Gen. Curtis E. LeMay, ex-Air Force chief, dies

October 02, 1990|By Los Angeles Times

RIVERSIDE, Calif. -- Gen. Curtis Emerson LeMay, the tough bomber general who directed the smashing of German and Japanese cities during World War II and then built the Strategic Air Command into a powerful nuclear strike force, died yesterday of a heart attack at an Air Force hospital near here. He was 83.

The four-star general relayed President Truman's orders to drop nuclear bombs on Hiroshima and Nagasaki, ending the war. He later expressed his belief that Japan could have been defeated with conventional incendiary bombs.

He had been living in Air Force Village West, a retirement community for Air Force officers. He remained in Southern California after being fired from his post-military job as board chairman of a Los Angeles electronics firm for serving as the running mate of then-segregationist George C. Wallace in the 1968 presidential campaign.

To an admiring American public during World War II, General LeMay was "Old Iron Pants."

Deciding his bombers were missing too many targets while zig-zagging to avoid heavy flak over Europe, he clamped a cigar in his jaw and personally led the next raid over Saint-Nazaire, holding his plane on a straight course for seven perilous minutes. The next day he issued orders that there would be "no more evasive action on the final bombing run."
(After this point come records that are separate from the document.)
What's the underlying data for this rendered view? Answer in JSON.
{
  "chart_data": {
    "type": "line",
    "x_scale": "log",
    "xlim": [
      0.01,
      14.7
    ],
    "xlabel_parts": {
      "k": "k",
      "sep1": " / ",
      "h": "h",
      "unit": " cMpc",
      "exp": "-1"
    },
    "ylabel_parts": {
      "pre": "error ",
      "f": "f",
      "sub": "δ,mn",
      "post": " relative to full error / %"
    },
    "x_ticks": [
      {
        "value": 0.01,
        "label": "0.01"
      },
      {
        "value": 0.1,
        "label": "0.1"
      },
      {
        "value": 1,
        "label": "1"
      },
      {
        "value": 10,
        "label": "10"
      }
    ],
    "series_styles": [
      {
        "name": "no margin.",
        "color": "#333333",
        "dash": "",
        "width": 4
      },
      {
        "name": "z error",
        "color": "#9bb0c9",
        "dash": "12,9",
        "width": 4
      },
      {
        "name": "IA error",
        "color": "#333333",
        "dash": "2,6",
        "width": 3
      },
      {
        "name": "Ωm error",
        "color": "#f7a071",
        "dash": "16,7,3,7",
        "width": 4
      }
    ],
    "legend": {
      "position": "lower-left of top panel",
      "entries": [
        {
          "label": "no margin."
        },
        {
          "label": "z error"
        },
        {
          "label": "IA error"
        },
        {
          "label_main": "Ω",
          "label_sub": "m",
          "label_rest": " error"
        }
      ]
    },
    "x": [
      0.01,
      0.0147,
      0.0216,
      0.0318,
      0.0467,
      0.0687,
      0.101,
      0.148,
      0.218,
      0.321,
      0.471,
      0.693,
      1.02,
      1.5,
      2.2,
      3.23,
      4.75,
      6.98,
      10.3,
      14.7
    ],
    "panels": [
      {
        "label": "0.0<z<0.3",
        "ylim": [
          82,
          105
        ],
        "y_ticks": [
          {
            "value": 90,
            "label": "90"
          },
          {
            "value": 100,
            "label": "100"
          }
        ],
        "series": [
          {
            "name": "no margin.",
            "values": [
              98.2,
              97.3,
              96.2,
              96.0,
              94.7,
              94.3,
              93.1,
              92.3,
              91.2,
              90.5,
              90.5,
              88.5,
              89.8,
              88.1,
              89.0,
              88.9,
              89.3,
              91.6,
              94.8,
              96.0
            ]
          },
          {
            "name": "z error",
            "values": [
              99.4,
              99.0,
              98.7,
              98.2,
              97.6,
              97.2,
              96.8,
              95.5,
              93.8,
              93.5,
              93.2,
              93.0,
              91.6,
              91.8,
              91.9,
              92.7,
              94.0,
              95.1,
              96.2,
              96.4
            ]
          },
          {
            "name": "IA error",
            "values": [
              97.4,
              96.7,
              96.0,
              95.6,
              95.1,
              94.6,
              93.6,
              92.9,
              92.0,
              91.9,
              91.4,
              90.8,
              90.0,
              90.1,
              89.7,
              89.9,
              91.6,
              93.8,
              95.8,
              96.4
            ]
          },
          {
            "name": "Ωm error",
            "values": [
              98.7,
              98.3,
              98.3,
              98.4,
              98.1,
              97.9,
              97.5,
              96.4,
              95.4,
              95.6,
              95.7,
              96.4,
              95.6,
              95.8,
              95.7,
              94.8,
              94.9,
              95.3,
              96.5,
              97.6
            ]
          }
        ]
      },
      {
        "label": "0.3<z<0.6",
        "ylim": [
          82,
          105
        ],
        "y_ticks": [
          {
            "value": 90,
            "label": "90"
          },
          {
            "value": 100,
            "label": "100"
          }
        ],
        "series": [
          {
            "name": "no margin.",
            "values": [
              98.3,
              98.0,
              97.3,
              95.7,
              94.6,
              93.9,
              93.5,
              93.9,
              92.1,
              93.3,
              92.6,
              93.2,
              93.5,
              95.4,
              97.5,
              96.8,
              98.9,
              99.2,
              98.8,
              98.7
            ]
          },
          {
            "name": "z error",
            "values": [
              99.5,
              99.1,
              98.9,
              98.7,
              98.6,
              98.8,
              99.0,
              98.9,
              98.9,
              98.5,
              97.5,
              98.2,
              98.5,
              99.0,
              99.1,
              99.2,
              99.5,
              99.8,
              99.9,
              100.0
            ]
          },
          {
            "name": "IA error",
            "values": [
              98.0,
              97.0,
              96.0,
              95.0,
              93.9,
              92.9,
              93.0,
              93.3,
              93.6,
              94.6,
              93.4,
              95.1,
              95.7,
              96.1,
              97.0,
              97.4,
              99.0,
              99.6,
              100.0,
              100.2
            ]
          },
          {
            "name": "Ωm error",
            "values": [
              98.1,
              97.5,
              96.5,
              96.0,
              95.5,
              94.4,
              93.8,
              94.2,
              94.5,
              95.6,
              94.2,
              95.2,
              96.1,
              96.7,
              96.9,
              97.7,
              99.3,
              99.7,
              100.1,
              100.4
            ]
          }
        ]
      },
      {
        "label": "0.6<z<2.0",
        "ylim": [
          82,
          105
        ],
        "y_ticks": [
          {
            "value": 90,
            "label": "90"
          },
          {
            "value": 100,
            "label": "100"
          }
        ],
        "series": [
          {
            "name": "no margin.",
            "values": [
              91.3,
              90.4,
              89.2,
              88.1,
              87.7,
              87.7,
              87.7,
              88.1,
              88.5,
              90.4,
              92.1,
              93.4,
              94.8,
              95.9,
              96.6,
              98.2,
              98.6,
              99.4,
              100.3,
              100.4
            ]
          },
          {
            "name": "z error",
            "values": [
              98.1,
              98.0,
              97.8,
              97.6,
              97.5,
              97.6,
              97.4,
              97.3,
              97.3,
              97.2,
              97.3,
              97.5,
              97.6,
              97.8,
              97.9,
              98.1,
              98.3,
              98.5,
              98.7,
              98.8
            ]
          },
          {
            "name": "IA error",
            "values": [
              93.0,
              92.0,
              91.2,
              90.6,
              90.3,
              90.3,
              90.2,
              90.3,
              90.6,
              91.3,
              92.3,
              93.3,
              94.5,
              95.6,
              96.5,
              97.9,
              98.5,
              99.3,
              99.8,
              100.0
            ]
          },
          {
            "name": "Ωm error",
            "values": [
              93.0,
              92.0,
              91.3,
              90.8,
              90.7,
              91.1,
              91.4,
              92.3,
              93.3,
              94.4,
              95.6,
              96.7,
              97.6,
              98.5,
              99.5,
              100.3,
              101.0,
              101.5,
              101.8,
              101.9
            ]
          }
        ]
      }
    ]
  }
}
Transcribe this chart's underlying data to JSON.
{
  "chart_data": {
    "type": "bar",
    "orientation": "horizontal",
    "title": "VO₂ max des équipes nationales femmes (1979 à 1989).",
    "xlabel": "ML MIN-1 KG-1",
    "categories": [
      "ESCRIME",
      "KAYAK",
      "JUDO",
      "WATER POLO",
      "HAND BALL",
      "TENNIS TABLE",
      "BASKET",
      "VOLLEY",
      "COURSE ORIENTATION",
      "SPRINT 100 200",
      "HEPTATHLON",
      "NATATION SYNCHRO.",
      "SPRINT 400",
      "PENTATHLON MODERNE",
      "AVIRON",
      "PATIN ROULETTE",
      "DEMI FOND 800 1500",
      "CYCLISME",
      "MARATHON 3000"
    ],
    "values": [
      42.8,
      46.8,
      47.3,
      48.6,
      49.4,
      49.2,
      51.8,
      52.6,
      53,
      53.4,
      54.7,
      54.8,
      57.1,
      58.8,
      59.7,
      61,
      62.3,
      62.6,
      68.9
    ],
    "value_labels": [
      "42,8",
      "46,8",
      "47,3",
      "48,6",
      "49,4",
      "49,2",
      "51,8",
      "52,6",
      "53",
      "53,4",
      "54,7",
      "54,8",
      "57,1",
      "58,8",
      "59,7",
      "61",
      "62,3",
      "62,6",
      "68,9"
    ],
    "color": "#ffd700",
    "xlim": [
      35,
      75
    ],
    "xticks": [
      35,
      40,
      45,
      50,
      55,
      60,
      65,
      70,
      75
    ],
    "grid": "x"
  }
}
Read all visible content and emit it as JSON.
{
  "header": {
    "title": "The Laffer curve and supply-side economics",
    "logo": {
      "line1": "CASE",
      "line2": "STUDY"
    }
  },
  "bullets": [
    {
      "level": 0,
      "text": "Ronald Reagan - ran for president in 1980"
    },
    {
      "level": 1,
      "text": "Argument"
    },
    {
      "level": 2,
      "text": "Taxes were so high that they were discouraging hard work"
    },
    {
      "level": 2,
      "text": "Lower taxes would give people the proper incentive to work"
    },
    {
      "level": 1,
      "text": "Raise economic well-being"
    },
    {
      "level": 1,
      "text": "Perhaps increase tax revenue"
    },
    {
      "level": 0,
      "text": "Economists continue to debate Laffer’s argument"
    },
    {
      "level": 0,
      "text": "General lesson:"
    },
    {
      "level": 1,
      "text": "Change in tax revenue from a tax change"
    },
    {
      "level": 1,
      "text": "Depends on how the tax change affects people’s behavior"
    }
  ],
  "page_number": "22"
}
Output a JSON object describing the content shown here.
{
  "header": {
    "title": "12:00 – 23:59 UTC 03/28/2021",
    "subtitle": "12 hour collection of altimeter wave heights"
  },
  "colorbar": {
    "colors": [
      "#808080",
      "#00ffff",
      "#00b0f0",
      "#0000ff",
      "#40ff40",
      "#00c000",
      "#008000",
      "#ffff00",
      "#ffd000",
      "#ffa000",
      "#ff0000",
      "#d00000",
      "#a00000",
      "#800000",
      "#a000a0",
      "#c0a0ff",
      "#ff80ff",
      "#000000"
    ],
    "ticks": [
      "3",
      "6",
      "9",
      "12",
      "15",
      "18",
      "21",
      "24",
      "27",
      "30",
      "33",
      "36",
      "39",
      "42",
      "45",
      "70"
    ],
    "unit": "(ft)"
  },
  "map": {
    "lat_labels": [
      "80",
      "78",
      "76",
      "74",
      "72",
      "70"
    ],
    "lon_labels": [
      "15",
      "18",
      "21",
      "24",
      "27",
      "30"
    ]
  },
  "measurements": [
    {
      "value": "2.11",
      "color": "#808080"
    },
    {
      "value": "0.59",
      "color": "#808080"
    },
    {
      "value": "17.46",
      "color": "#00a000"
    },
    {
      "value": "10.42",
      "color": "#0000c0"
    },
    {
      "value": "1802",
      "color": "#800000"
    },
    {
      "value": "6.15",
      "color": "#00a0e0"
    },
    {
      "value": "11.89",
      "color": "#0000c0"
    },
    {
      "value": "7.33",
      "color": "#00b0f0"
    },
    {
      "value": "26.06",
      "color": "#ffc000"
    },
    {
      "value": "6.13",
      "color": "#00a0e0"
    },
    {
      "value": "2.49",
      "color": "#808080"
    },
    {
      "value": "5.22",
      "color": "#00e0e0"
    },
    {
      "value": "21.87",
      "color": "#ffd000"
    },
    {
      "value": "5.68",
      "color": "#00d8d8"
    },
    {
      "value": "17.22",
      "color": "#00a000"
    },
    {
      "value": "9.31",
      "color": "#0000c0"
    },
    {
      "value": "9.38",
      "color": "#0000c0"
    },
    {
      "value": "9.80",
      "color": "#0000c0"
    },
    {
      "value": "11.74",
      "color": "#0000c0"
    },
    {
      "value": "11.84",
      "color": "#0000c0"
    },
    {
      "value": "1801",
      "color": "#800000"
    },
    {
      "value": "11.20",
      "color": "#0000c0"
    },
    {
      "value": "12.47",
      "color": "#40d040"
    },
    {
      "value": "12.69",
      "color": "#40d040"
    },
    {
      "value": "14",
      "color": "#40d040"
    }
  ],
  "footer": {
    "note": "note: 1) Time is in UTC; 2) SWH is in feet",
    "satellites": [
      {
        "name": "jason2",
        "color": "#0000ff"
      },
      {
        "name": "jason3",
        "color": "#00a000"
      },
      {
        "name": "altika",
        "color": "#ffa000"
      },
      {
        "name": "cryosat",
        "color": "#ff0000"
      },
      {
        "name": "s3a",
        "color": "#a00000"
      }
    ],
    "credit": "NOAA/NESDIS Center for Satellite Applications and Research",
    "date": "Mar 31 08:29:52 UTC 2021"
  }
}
But his hero image began to fade somewhat during ensuing years as he continued to talk like a combat man, observing that most Americans had a "phobia" about nuclear weapons (which he referred to as "just another weapon in the arsenal"). He once suggested that North Vietnam be bombed "back into the Stone Age."

Controversy surrounded him in the early 1960s when, as Air Force chief of staff, he feuded with then-Secretary of Defense Robert S. McNamara over the latter's push to cut back the number of manned aircraft in favor of more intercontinental ballistic missiles.

It intensified when General LeMay saw fit to be Mr. Wallace's running mate, attracting demonstrators who chanted, "Bombs away with Curtis LeMay!" He caused some embarrassment for Governor Wallace by saying he would use nuclear weapons, "if I found it necessary."

In peacetime he did not express regrets for his wartime decisions. "I have indeed bombed a number of specific targets," he conceded in the foreword of the 1965 book, "Mission with LeMay," which he wrote with novelist and fellow World War II flier MacKinley Kantor. "They were military targets on which the attack was, in my opinion, justified morally. I've tried to stay away from hospitals, prison camps, orphan asylums, nunneries and dog kennels. I have sought to slaughter as few civilians as possible."

Off-duty, he was an enthusiastic ham radio operator, gun collector and big-game hunter.

Born in Columbus, Ohio, the eldest of six children of an itinerant ironworker, he ached to go to West Point but did not get appointed by his congressman. He enrolled at Ohio State University as an engineering student, joined the Reserve Officer Training Corps and paid his way through college working in a foundry and at other jobs.

Soon after World War II began he was a colonel in command of the 305th Bombardment Group, which he took to England in the autumn of 1942. He flew five combat missions over Europe, winning the Air Medal and the Silver Star. For his heroism in leading that attack on Germany's principal Messerschmitt plant at Regensburg, he was awarded the Distinguished Service Cross.

Promoted to brigadier general and then major general, he was commander of the 3rd Bombardment Division through mid-1944, then was sent to the China-Burma-India Theater to head the 20th Bomber Command.

When the Air Force became an independent service in 1947, he was assigned to command U.S. forces in Europe, where he headed the 1948 Berlin Airlift to break the Soviet blockade.

In October 1948, he took over the Strategic Air Command, finding it to be made up of weary fliers left over from World War II. He set up headquarters in Omaha, Neb., and built SAC into a proud, energetic outfit that kept nuclear-armed intercontinental bombers in the air around the world at all hours of the day and night.

In 1961, President Kennedy named him Air Force chief of staff.

Married in 1934, he had one daughter.